Approximately 20 to 30% of your water comes from the food you eat. During intermittent fasting, it’s especially important to replace the water you’d typically get from your meal.
Drink More Coffee
Coffee can suppress your appetite, but be sure to stay hydrated. A study conducted by the National Center for Biotechnology Information found decaffeinated coffee can reduce your hunger the most, followed by regular coffee, then caffeine diluted in water. So it’s not the caffeine, but an ingredient in coffee that helps you feel full. While fasting, drink black coffee to avoid breaking your fast.

Avoid Alcohol
Alcohol is similar to refined carbohydrates in that alcohol is loaded with sugars that will make you feel hungry when you’re not. When you drink alcohol before a meal, it can lead to overeating. And whenever you drink alcohol, you’re consuming excess, empty calories. Drink too much alcohol, and it will impact your ability to make positive, healthy choices.
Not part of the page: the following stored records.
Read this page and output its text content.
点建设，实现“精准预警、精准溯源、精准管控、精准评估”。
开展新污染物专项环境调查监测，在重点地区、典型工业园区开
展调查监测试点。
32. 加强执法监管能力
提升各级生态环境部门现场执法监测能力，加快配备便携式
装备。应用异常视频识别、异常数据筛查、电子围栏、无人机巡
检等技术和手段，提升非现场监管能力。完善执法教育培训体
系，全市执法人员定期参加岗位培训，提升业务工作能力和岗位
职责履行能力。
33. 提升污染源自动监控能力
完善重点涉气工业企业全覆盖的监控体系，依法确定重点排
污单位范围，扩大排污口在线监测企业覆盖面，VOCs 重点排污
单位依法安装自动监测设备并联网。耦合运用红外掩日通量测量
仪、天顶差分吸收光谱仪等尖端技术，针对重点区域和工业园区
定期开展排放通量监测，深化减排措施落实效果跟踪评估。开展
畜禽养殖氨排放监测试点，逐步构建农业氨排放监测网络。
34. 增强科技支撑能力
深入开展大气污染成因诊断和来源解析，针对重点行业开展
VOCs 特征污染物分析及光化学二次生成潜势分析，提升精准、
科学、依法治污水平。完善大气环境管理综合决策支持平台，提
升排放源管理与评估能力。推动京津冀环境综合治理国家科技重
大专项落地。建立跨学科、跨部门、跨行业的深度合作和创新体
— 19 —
Life Hacks to Curb Your Hunger While You Fast
Reducing your hunger while you fast begins in your kitchen, but there are several ways you can prevent hunger that has little to do with food.
Sleep Well
Regardless of what else you do for your health, you’ll see fewer results if you don’t sleep enough. Make sleep a priority, and you’ll feel better about your intermittent fasting plan. You’ll also be far less hungry.
Insufficient sleep decreases activity in the region of your brain that’s in charge of making responsible food choices. Sleep deprivation disrupts the regular activity of ghrelin, and another hormone called leptin. Leptin tells you when you’re full and satiated, and correlates with your circadian rhythms.

Stay Busy
You may know boredom causes you to overeat, and this emotional hunger is related to hedonic hunger. You tend to reach for a snack to fill your time or feel better, whether you’re hungry or not.
Stay busy. You’ll be less bored, and hunger your mind won’t be occupied with how hungry you are. So, structure your fasting hours around activities when you can. Do some housework instead of eating breakfast, or schedule a work meeting when you’d typically eat lunch. You’ll forget about your hunger, and you’ll be active instead of reaching for a snack.
Stay Aware
Like boredom, depression, stress, and other emotions can trigger your hunger sensations. Stress can lead to addictive eating patterns by altering the way your brain perceives food as a reward.
Mindfulness is an excellent way to combat emotional eating. Each time you hear yourself say, “I’m hungry,” ask yourself if you’re bored, stressed, anxious, sad, or tired instead.
Use mindfulness to deal with your hunger directly. Hunger is a sensation that will eventually subside, and it’s subjective and not experienced the same way by everyone. Evidence has shown elevated ghrelin levels don’t always correlate with hunger.
Stay Away from Food
Research shows easy access to food, and even pictures of food can cause you to feel hungry. Create a no-food environment to reduce your hunger when you’re intermittent fasting, and keep your work area food free. When you’re home, limit food to the kitchen and create areas of your home where there’s no eating allowed.
Intermittent Fasting to Reduce Hunger
Ultimately, if you stick to your intermittent fasting plan, you’ll experience less hunger. There are a few intermittent fasting plans available. If you are not familiar with them and not quite sure what plan will be the best one for you, take our quiz and find the best fasting plan for you. The science is mixed on whether eating more often reduces appetite. Some findings correlate increased meals with increased frequency of hunger, not less.
A recent study found participants who restricted their eating to 8 am to 2 pm daily experienced much lower levels of ghrelin, less desire to eat, greater feelings of fullness, and fewer episodes of hunger.
Intermittent fasting is a fantastic way to control your hunger. If you maintain your new fasting schedule for an extended period, the hunger signals from your body and mind will adjust to the new normal.